We thought we’d heard it all, until this week when one of our colleagues was conducting a preliminary phone interview.

The candidate was young, highly qualified, and, crucially, unprepared when the time came to take the call.

“Can you hang on a minute as I need to get my dogs out of the room? I’m not in the office today.”

Not quite the first impression an employer would want to get, and as the saying goes, you never get a second chance to make a first impression.

According to Inc.com writer Peter Economy, five common interview mistakes millennials make are:

  • Overusing the word ‘like’: “It can make us appear like we're second-guessing ourselves, not confident in what we're saying, or even of a lower intelligence level than we really are,” he says.
  • Forgetting to put their phone on silent. Or worse, taking a call: an ignorant ‘no’ ‘no’.
  • Bragging: not being able to straddle the fine line between being confident and arrogant.
  • Dressing inappropriately: while work attire is more casual these days, dressing for an interview should still steer toward something more professional.
  • Not doing the research about the company and the job.

Of course, these gaffes are not confined to the much-maligned millennials. Their elders are frequently not their betters with regard to doing the basic things right for a job interview.
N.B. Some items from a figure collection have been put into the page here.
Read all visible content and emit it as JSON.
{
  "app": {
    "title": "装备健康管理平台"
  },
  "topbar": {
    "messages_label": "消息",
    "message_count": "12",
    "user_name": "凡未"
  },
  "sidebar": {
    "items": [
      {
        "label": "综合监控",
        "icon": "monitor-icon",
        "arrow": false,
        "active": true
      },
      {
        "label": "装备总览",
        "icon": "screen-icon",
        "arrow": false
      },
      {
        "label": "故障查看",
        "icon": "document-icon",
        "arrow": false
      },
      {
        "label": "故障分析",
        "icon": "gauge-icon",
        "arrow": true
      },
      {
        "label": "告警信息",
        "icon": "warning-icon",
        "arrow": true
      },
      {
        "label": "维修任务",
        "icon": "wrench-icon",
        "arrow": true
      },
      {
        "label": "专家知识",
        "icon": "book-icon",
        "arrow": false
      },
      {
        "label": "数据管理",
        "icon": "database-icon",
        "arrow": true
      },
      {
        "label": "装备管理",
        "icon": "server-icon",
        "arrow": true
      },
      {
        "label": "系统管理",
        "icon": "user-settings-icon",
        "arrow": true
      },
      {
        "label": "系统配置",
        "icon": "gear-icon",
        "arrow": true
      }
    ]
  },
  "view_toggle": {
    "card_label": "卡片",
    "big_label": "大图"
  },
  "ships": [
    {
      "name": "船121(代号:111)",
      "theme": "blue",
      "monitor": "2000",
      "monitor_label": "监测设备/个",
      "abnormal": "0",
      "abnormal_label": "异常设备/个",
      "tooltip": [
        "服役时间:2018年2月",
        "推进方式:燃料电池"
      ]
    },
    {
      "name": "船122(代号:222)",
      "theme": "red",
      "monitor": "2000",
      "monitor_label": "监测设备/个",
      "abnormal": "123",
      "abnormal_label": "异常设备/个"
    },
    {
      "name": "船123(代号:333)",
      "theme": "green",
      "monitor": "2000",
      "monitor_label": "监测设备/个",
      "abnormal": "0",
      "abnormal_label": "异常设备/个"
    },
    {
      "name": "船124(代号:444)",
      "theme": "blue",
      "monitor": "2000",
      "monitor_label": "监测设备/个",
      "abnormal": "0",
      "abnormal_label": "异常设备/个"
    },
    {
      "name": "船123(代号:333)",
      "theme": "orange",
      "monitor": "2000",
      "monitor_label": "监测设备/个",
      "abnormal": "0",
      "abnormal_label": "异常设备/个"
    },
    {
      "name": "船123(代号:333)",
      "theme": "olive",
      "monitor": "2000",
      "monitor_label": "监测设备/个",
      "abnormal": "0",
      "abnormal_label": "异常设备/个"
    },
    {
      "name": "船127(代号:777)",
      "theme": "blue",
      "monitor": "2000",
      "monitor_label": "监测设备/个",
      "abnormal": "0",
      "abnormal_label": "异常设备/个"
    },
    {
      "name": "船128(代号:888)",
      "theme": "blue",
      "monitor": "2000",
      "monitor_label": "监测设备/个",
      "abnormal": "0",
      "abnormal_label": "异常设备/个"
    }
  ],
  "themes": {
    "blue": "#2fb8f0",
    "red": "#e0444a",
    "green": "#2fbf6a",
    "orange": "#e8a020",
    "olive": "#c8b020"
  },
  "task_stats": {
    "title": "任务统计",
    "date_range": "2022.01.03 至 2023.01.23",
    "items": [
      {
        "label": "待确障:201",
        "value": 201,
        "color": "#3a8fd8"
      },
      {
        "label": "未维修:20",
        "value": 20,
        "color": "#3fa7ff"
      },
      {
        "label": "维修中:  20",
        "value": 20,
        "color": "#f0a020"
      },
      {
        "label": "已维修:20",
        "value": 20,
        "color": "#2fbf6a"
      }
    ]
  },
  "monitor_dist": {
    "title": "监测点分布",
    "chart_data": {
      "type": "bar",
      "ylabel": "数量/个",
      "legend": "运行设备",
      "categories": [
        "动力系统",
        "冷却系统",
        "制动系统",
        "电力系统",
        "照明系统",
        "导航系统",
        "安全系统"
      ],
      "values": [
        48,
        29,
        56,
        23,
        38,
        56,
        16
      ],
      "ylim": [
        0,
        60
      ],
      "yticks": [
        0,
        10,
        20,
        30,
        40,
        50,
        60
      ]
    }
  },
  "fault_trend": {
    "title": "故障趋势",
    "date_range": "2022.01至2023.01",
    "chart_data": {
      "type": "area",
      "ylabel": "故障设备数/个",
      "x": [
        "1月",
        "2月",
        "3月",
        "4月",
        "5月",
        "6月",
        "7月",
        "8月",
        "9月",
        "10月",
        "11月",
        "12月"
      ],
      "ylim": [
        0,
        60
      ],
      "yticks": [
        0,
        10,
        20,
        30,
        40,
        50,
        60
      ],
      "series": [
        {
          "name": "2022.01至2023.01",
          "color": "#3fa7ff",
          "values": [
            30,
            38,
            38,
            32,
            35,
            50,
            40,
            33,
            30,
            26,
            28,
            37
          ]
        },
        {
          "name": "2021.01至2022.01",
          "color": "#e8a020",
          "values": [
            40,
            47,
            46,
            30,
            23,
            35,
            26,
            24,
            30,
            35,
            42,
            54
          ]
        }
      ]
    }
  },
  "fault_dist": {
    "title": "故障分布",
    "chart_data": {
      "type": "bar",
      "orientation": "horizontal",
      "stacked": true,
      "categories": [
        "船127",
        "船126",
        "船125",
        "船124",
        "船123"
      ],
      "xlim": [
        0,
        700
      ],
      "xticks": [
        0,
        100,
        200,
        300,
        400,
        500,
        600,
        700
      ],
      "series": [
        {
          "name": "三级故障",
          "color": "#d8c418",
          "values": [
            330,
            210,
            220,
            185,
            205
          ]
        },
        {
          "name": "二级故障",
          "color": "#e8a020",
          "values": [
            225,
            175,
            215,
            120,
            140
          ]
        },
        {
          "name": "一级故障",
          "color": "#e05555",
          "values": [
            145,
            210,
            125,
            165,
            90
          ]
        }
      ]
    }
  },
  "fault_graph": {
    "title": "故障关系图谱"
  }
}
Data compiled by online recruiter CareerBuilder shows that three of the above list apply to candidates generally, irrespective of whether they’re Baby Boomers, Millennials or Gen Z: appearing arrogant; answering a phone or texting during the interview; dressing inappropriately.

The CareerBuilder poll of over 2,500 hiring managers showed that the number one interview ‘no’ ‘no’ is lying.

It should go without saying that lying during an interview is a huge no-no. Yet, candidates still do it, and when they get caught, it’s enough for 66 percent of hiring managers to immediately remove them from consideration,” the recruitment company said.

Other common, but damaging, mistakes include:

  • Blaming others for your mistakes - nearly half of hiring managers (48 percent) are completely turned off by a candidate who appears to have a lack of accountability. “If your answers involve placing blame on others without taking any ownership for your own actions, it can be perceived as a lack of maturity and self-awareness, as well as an inability to work well with others.”

And body language mistakes to avoid include:

  • Not making eye contact: CareerBuilder’s survey showed that two-thirds of hiring managers (67 percent) say that failing to make eye contact is one of the biggest body language mistakes job candidates make.
  • Refusing to smile: failing to smile is a major concern among 39 percent of hiring managers. Aside from giving off the impression that you’re cold or standoffish, not smiling also tells hiring managers that you’d rather be anywhere else. Who wants to hire someone who doesn’t want to be there? Remember, a smile is a key to the heart.
  • Playing with something on the table: “One-third of hiring managers (34 percent) have witnessed a candidate playing with something on the table during the interview – and they aren’t having it. Not only is it completely juvenile behavior, it shows a complete lack of interest in the interview – and disrespect for the manager’s time.”
  • Crossing your arms over your chest: making you look like someone who’s on the defensive and doesn’t want to be there.

All common sense, of course - that regrettably uncommon commodity.